FDR launched his 1936 reelection campaign by warning against a dictatorship by the over-privileged and declaring that private enterprise had become “too private. It became privileged enterprise, not free enterprise.”
“These economic royalists complain that we seek to overthrow the institutions of America,” he said, expressing sentiments that could resonate now. “What they really complain of is that we seek to take away their power.”
Running against economic royalists, Roosevelt won reelection in one of the largest landslides in U.S. history. The Democrats, moreover, won 77 percent of the House seats and increased their hold on the Senate to 79 percent.
As 2012 begins, such a resounding victory for Obama and the Democrats looks impossible. Whether it is depends on which past reelection campaign recipe Obama decides to follow.
Emulating Harry S. Truman’s 1948 run against the “Do Nothing” Republican Congress is a formula that is likely to succeed. But, by itself, it is unlikely to produce a major, realigning victory.
But if Obama instead picks up FDR’s 1936 cookbook, he could find that the ingredients are available for a Democratic landslide.
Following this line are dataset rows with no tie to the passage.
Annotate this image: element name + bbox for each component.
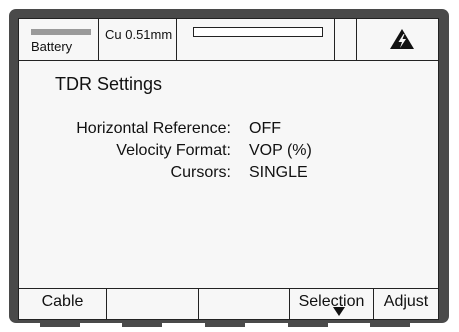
warning-indicator xyxy=(357,19,438,60)
progress-bar xyxy=(193,27,323,37)
setting-row-horizontal-reference[interactable]: Horizontal Reference: OFF xyxy=(19,120,438,140)
cable-type-label: Cu 0.51mm xyxy=(105,27,173,42)
hardware-key-4[interactable] xyxy=(288,321,328,327)
softkey-selection[interactable]: Selection xyxy=(290,289,374,319)
softkey-3[interactable] xyxy=(199,289,290,319)
softkey-label: Selection xyxy=(298,293,365,310)
hardware-key-5[interactable] xyxy=(370,321,410,327)
setting-row-velocity-format[interactable]: Velocity Format: VOP (%) xyxy=(19,142,438,162)
softkey-2[interactable] xyxy=(107,289,199,319)
setting-value: SINGLE xyxy=(249,164,308,181)
softkey-cable[interactable]: Cable xyxy=(19,289,107,319)
battery-indicator: Battery xyxy=(19,19,99,60)
hardware-key-1[interactable] xyxy=(40,321,80,327)
setting-row-cursors[interactable]: Cursors: SINGLE xyxy=(19,164,438,184)
setting-value: VOP (%) xyxy=(249,142,312,159)
progress-indicator xyxy=(177,19,335,60)
battery-label: Battery xyxy=(31,39,73,54)
softkey-label: Cable xyxy=(41,293,84,310)
lcd-screen: Battery Cu 0.51mm TDR Settings Horizonta… xyxy=(18,18,439,320)
down-arrow-icon xyxy=(333,307,345,316)
softkey-bar: Cable Selection Adjust xyxy=(19,288,438,319)
setting-label: Velocity Format: xyxy=(116,142,231,159)
status-bar: Battery Cu 0.51mm xyxy=(19,19,438,61)
hardware-key-3[interactable] xyxy=(205,321,245,327)
cable-type-indicator: Cu 0.51mm xyxy=(99,19,177,60)
setting-label: Horizontal Reference: xyxy=(76,120,231,137)
hardware-key-2[interactable] xyxy=(122,321,162,327)
softkey-label: Adjust xyxy=(383,293,429,310)
status-spacer xyxy=(335,19,357,60)
page-title: TDR Settings xyxy=(55,74,163,94)
setting-value: OFF xyxy=(249,120,281,137)
setting-label: Cursors: xyxy=(170,164,231,181)
softkey-adjust[interactable]: Adjust xyxy=(374,289,438,319)
high-voltage-warning-icon xyxy=(390,29,414,49)
battery-level-bar xyxy=(31,29,91,35)
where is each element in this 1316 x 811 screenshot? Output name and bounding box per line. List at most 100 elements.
The November poll shows that, by 76 percent to 12 percent, Americans oppose the economic policies championed by the Republicans and want the economic policies that progressives advocate: “We are the 76 percent who realize that we are part of the 99 percent.”
For their part, Republicans seem to be declaring something like: “We are the 12 percent that sides with the 1 percent.”
Republicans are falling all over one another in a mad — literally mad — rush to align themselves with the 12 percent who stand with the rich, banks and corporations. Yet two-thirds to three-quarters of Americans are disappointed that Obama hasn’t done enough to oppose those same interests.
Can Obama catch up to his “followers” — as FDR did in 1936?
To assure that Obama reprises FDR’s successful 1936 strategy, progressives must pressure the president and his party to run a campaign pledging to implement policies in line with what an overwhelming majority of Americans say they want.
There is a famous story of a union leader who met with FDR to outline the arguments for a progressive program. “I agree with everything you said,” Roosevelt responded. “Now go out and make me do it.”
Conservatives used to say: “Let Reagan be Reagan.” The progressive slogan today should be: “MAKE Obama Be ‘Obama’” — the man we imagined him to be when we elected him.
That’s what three-quarters of the American people want. If Obama and Democrats listen, they might win a historic victory this year.